Can you lie to your model? (Part 1 of 3)

Written by Jennifer Prendki

Jennifer is the founder and CEO of Alectio. She was previously the VP of Machine Learning at Figure Eight, the company that pioneered data labeling, Chief Data Scientist at Atlassian, and Senior Manager of Data Science in the Search team at Walmart Labs. Trained as a scientist (she holds a PhD in Particle Physics from Sorbonne University), she likes to use her analytical mind not only when building complex models but also as part of her leadership philosophy.

January 27, 2020

Data scientists, have you ever wondered how many classes you should use when working on a classification problem? If so, you are not alone. Of course, often times, the number of classes is dictated by the business problem you are trying to solve, and that’s not really up to you. And in that case, no doubt that an important question kept nagging you: what if I don’t have the data for that? There are, in fact, many reasons why your data would actually not support your use case; just to name a few:

  • The class imbalance in your training set,
  • The underrepresentation of each class: too many classes for too little data would lead to a case where there wouldn’t be enough examples for a model to learn each class,
  • Class “specificity*”: the more alike two classes, the easier it would be to mistake one for the other; for example, it is easier to mistake a Labrador for a Golden Retriever than a dog for a cat.

That is a lot to consider even before building a model; and the truth is, your endeavors might be doomed from the beginning, no matter how hard you try to get a high performance model, either because your data quality is really subpar, or because you don’t have enough of it to allow your model to learn.
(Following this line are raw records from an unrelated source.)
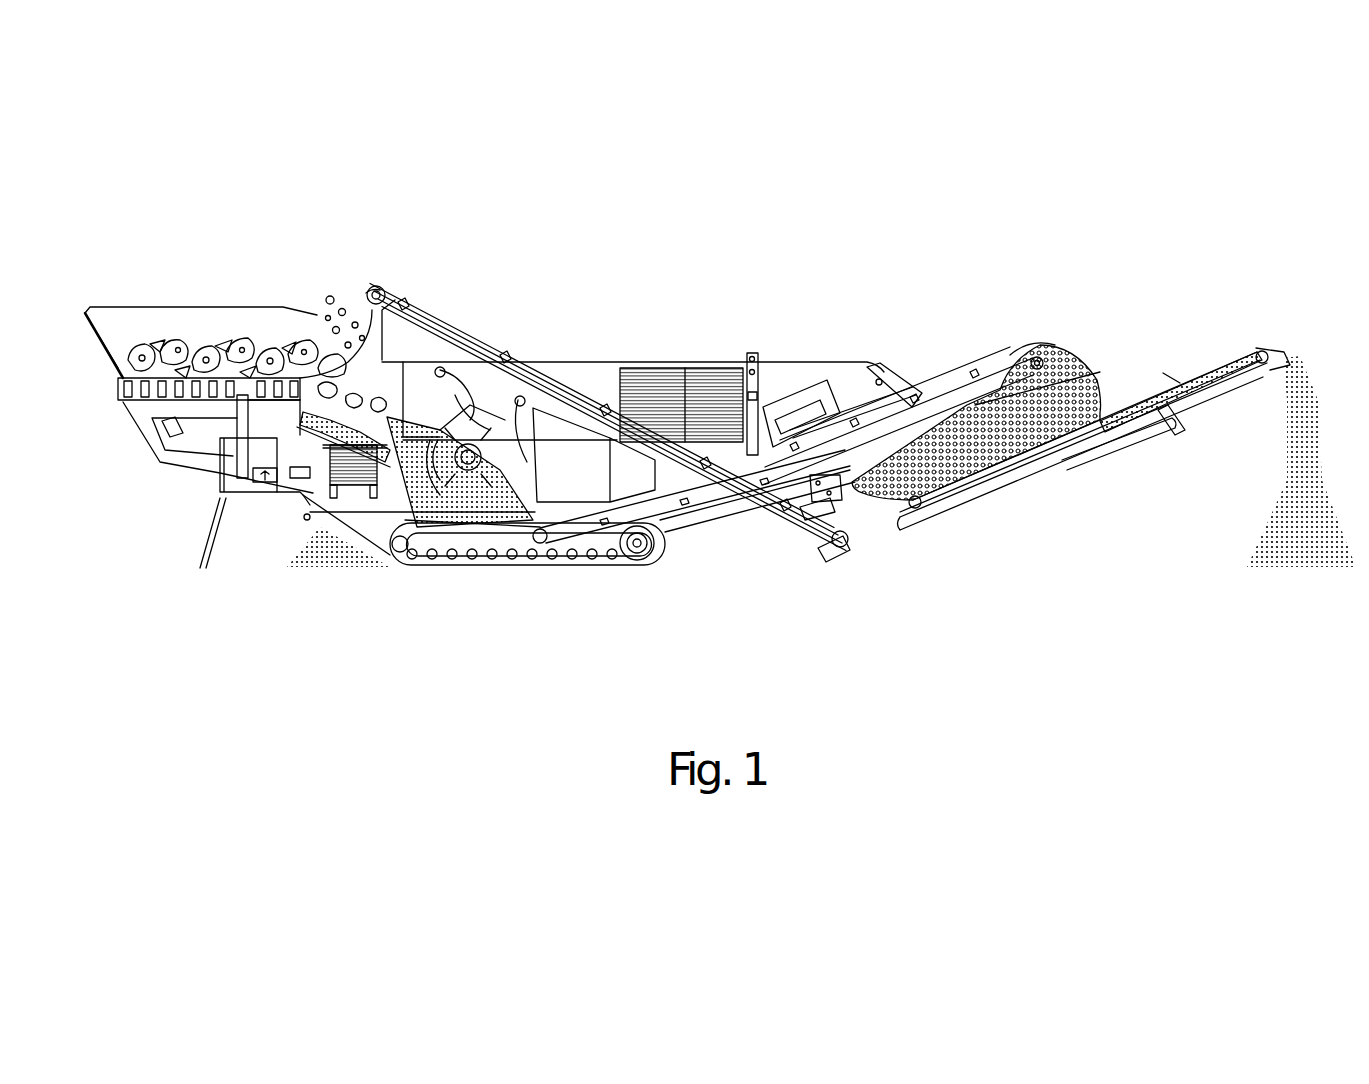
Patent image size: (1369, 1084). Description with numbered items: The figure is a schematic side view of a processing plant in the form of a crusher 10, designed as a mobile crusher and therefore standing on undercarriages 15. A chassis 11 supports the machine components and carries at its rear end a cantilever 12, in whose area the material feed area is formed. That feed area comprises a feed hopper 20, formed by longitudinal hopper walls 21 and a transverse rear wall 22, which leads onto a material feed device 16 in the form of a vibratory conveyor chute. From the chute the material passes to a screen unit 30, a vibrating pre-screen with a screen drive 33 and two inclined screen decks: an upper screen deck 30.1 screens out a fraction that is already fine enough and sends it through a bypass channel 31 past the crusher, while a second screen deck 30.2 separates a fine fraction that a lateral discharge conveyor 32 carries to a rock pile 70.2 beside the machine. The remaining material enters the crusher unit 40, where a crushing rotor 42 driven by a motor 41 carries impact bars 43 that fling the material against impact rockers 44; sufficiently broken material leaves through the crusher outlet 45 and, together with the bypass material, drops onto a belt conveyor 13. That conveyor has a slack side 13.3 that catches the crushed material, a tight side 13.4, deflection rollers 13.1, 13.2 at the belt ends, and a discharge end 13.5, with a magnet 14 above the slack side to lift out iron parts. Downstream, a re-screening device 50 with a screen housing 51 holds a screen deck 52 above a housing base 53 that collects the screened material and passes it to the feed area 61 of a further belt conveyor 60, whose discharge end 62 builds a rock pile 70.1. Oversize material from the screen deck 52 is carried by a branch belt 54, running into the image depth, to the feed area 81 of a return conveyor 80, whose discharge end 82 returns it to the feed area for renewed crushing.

The crusher 10 is at (642, 337).
The chassis 11 is at (330, 448).
The cantilever 12 is at (157, 438).
The belt conveyor 13 is at (665, 547).
The deflection roller 13.1 is at (542, 545).
The deflection roller 13.2 is at (1040, 365).
The slack side 13.3 is at (920, 402).
The tight side 13.4 is at (958, 496).
The discharge end 13.5 is at (1062, 367).
The magnet 14 is at (810, 420).
The undercarriage 15 is at (660, 512).
The material feed device 16 is at (203, 387).
The feed hopper 20 is at (140, 300).
The hopper wall 21 is at (108, 315).
The rear wall 22 is at (92, 332).
The screen unit 30 is at (317, 350).
The upper screen deck 30.1 is at (370, 297).
The second screen deck 30.2 is at (295, 402).
The bypass channel 31 is at (385, 475).
The lateral discharge conveyor 32 is at (310, 437).
The screen drive 33 is at (303, 408).
The crusher unit 40 is at (477, 397).
The motor 41 is at (590, 517).
The crushing rotor 42 is at (458, 448).
The impact bar 43 is at (457, 510).
The impact rocker 44 is at (452, 375).
The crusher outlet 45 is at (438, 500).
The re-screening device 50 is at (1120, 372).
The screen housing 51 is at (1083, 372).
The screen deck 52 is at (1090, 388).
The housing base 53 is at (1017, 477).
The branch belt 54 is at (800, 507).
The further belt conveyor 60 is at (1250, 348).
The feed area 61 is at (1077, 453).
The discharge end 62 is at (1270, 353).
The rock pile 70.1 is at (1297, 567).
The rock pile 70.2 is at (327, 560).
The return conveyor 80 is at (660, 397).
The feed area 81 is at (837, 537).
The discharge end 82 is at (358, 288).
That’s when we realized that there was in fact no good framework to identify how well separated two classes were, or how suitable a dataset was to learn how to differentiate examples from two different classes. And that’s what we set out to fix.

Intuitively, the success of a classification project depends a lot on how well separated classes are; the least “grey areas”, the better. Clearly differentiated classes don’t leave a lot of opportunities for any model to mix things up because the features learnt for each class will be specific to each one of them.

Figure 1: An example of confusing image: should this image be classified as a car or a boat?

Things get more complicated when “look-alike” classes appear, or, for example, when items can classify as more than one type of object. It is in this spirit of discovering a process to measure “look-alikeness” that we started this study on CIFAR-10 with a small custom deep neural net. The underlying idea is actually pretty simple: to find out which classes are easy for a model to confuse, just try confusing the model and see how easily it gets fooled.

Experiment 1: Labeling Noise Induction

For the purpose of observing effects of labeling noise induction, we took the clean CIFAR-10 and voluntarily injected labeling noise in the training set’s ground truth labels. The process is explained as below:

  • Randomly select x% of the training set,
  • Randomly shuffle the labels for those selected records; call this sample Sx,
  • Train the same model using S_x; here, our model is a small (6-layer) CNN (non-important for the conclusion of our experiments),
  • Analyze the confusion matrix.

Of course, because some variance would be expected from selecting such a sample randomly, we repeated the same experiment multiple times (5 [five] times, due to our own resource limitations) for each amount of pollution and averaged the results before drawing any conclusions. Below, we show the results for the baseline (trained on the entire training set, S_0%) and the average confusion matrix for S_10%, i, 1≲i≲5.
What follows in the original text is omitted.